Буддизм дал мощный толчок развитию письменности в целом. В поисках первоначальных текстов японские монахи добирались до Индии. Там они познакомились с санскритом и санскритским алфавитом, которым было записано множество первичных текстов сутр. Японские монахи горели искренним стремлением распространять буддизм и не могли не признать преимуществ фонетической санскритской письменности над китайской, для овладения которой требовалось выучить многие тысячи иероглифов. Решив создать нечто подобное для японского языка, они изобрели кану.
Новая система выделяла сорок семь звуков, используемых в разговорном японском языке, и передавала их сорока семью знаками. Большая часть знаков передавала не отдельные звуки, а слоги; потому система и получила название «слоговая азбука».
Слоговая азбука кана несколько сложнее, чем фонетический алфавит, поскольку любой разговорный язык содержит больше слогов, нежели отдельных звуков. И все же результат оказался бесконечно проще, чем нефонетическая китайская система. Еще одно преимущество нового японского вида письменности состояло в том, что она передавала определенные японские звуки вместо того, чтобы подгонять китайские к языку, для которого они не предназначались. И, поскольку новая письменность была обязана своим возникновением буддизму, ученики заучивали сорок семь знаков с помощью стихотворения одного из видных деятелей японского буддизма, в котором каждый из сорока семи звуков используется лишь единожды[314]
[315].Первоначально кана пользовалась в Японии значительно меньшим уважением, чем традиционные китайские иероглифы, однако считалась вполне пригодной для женщин, и, следовательно, для Мурасаки Сикибу. В «Повести о Гэндзи» принц учил юную Мурасаки писать каной, и именно этой азбукой должны были пользоваться все придворные, когда обменивались с женщинами короткими стихотворениями. Таким образом кана нашла опору в придворном обществе, что обеспечило возможность появления как обыденного явления стихов, ставших основным средством коммуникации в обществе.

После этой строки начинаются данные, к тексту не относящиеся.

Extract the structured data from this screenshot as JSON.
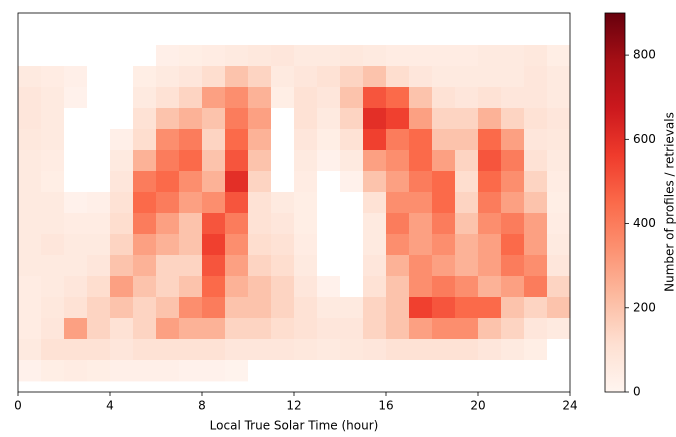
{
  "chart_data": {
    "type": "heatmap",
    "xlabel": "Local True Solar Time (hour)",
    "colorbar_label": "Number of profiles / retrievals",
    "colormap": "Reds",
    "xlim": [
      0,
      24
    ],
    "xticks": [
      0,
      4,
      8,
      12,
      16,
      20,
      24
    ],
    "clim": [
      0,
      900
    ],
    "cticks": [
      0,
      200,
      400,
      600,
      800
    ],
    "values": [
      [
        0,
        0,
        0,
        0,
        0,
        0,
        30,
        40,
        50,
        60,
        70,
        80,
        60,
        60,
        70,
        60,
        50,
        50,
        50,
        50,
        60,
        60,
        70,
        40
      ],
      [
        60,
        50,
        30,
        0,
        0,
        40,
        60,
        80,
        120,
        200,
        150,
        60,
        80,
        100,
        150,
        200,
        120,
        80,
        60,
        60,
        60,
        60,
        80,
        60
      ],
      [
        80,
        60,
        20,
        0,
        0,
        60,
        100,
        150,
        300,
        350,
        250,
        40,
        100,
        80,
        200,
        500,
        450,
        200,
        100,
        80,
        100,
        80,
        80,
        60
      ],
      [
        80,
        60,
        0,
        0,
        0,
        100,
        200,
        250,
        200,
        400,
        300,
        0,
        100,
        60,
        150,
        600,
        550,
        300,
        150,
        150,
        250,
        150,
        100,
        80
      ],
      [
        70,
        60,
        0,
        0,
        30,
        120,
        350,
        400,
        150,
        450,
        250,
        0,
        80,
        40,
        100,
        550,
        400,
        450,
        200,
        200,
        450,
        300,
        80,
        70
      ],
      [
        60,
        50,
        0,
        0,
        60,
        250,
        400,
        450,
        200,
        500,
        200,
        0,
        60,
        20,
        60,
        300,
        350,
        450,
        300,
        150,
        500,
        400,
        100,
        60
      ],
      [
        60,
        40,
        0,
        0,
        80,
        400,
        450,
        350,
        250,
        600,
        150,
        0,
        50,
        0,
        20,
        200,
        300,
        400,
        450,
        120,
        450,
        350,
        150,
        50
      ],
      [
        60,
        60,
        20,
        30,
        100,
        450,
        400,
        300,
        350,
        500,
        100,
        60,
        40,
        0,
        0,
        100,
        350,
        350,
        450,
        150,
        400,
        300,
        200,
        40
      ],
      [
        60,
        60,
        50,
        50,
        120,
        400,
        300,
        200,
        500,
        400,
        100,
        80,
        40,
        0,
        0,
        60,
        400,
        300,
        400,
        200,
        350,
        400,
        300,
        50
      ],
      [
        60,
        80,
        60,
        60,
        150,
        300,
        250,
        200,
        550,
        350,
        120,
        100,
        50,
        0,
        0,
        60,
        350,
        300,
        350,
        250,
        300,
        450,
        300,
        60
      ],
      [
        60,
        60,
        60,
        80,
        200,
        250,
        150,
        150,
        500,
        300,
        150,
        120,
        60,
        0,
        0,
        80,
        250,
        350,
        300,
        250,
        300,
        400,
        350,
        80
      ],
      [
        50,
        60,
        80,
        120,
        300,
        200,
        150,
        200,
        450,
        250,
        200,
        150,
        80,
        20,
        0,
        100,
        200,
        350,
        400,
        350,
        250,
        300,
        400,
        150
      ],
      [
        50,
        70,
        100,
        150,
        200,
        150,
        200,
        350,
        400,
        200,
        200,
        150,
        100,
        60,
        60,
        150,
        200,
        550,
        500,
        450,
        450,
        200,
        150,
        200
      ],
      [
        50,
        80,
        300,
        150,
        100,
        150,
        300,
        250,
        250,
        150,
        150,
        120,
        100,
        80,
        80,
        150,
        200,
        300,
        350,
        350,
        200,
        150,
        80,
        60
      ],
      [
        60,
        100,
        100,
        100,
        80,
        100,
        100,
        100,
        100,
        80,
        80,
        80,
        70,
        60,
        70,
        80,
        100,
        100,
        100,
        100,
        80,
        60,
        40,
        0
      ],
      [
        20,
        40,
        50,
        40,
        30,
        30,
        30,
        20,
        20,
        10,
        0,
        0,
        0,
        0,
        0,
        0,
        0,
        0,
        0,
        0,
        0,
        0,
        0,
        0
      ]
    ]
  }
}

Добившись успехов в обучении девочки каллиграфии, поэзии и кане, герой «Повести о Гэндзи» решил, что пора взять ее в жены. Ей было тогда двенадцать лет – столько же, сколько самому Гэндзи, когда его женили. Два года Гэндзи окружал свою подопечную всеобъемлющей заботой, и изменение отношений оказалось для нее крайне неожиданным. Наутро после брачной церемонии Гэндзи, по обычаю, оставил ей стихотворение, но, заглянув в коробку, где должен был бы находиться ответ, ничего не обнаружил. Потрясенная молодая супруга не нашла в себе сил на ответное послание. Однако брак так или иначе свершился. Подтверждением этому служил сделанный Гэндзи заказ на ритуальные рисовые лепешки моти.
Вскоре молодая жена привыкла к новым отношениям и начала достойно использовать полученное образование, отвечая стихами на те стихи, которые писал ей Гэндзи. С этого фактически и началась одна из великих любовных историй мировой литературы.
В мире, изображенном Мурасаки-писательницей, жизнь была настолько сильно привязана к столице и двору, что изгнание воспринималось как несчастье, уступавшее тяжестью разве что смертной казни. Блистательный принц Гэндзи решился отправиться в изгнание добровольно, не дожидаясь кары за связь с одной из императорских наложниц. При достаточно осторожном поведении любовников на подобные отношения посмотрели бы сквозь пальцы, но в данном случае Гэндзи допустил ошибку, сблизившись с сестрой своего врага из конкурирующего клана. Когда случившееся стало достоянием гласности, ничего, кроме изгнания, ожидать было нельзя.
Он решил, что жену, Мурасаки, не следует брать с собой. Когда пришло время расставания, любящие супруги посмотрели на свои отражения в зеркале, после чего распрощались – естественно, в стихотворной форме:
Мурасаки ответила:
Это отражение оставалось в памяти двух прославленных влюбленных вплоть до их воссоединения.
Для Гэндзи жизнь вдали от двора стала тяжелым испытанием. Чтобы преодолеть его, потребовалось глубоко погрузиться в буддистские размышления о тщете суетного мира. Но через два года его призвали обратно в столицу. Он вернулся к прежней жизни; его не только восстановили в чине, но и повысили по службе. Он стал еще красивее, но опыт изгнания остался с ним. В столицу возвратился другой человек. Сознание того, что жизнь заслуживает этого названия только в столице, сделалось еще глубже: ведь изгнанием считалось даже назначение на пост губернатора провинции. Что же касается простых людей, то в провинции они были еще приниженнее, нежели в городе.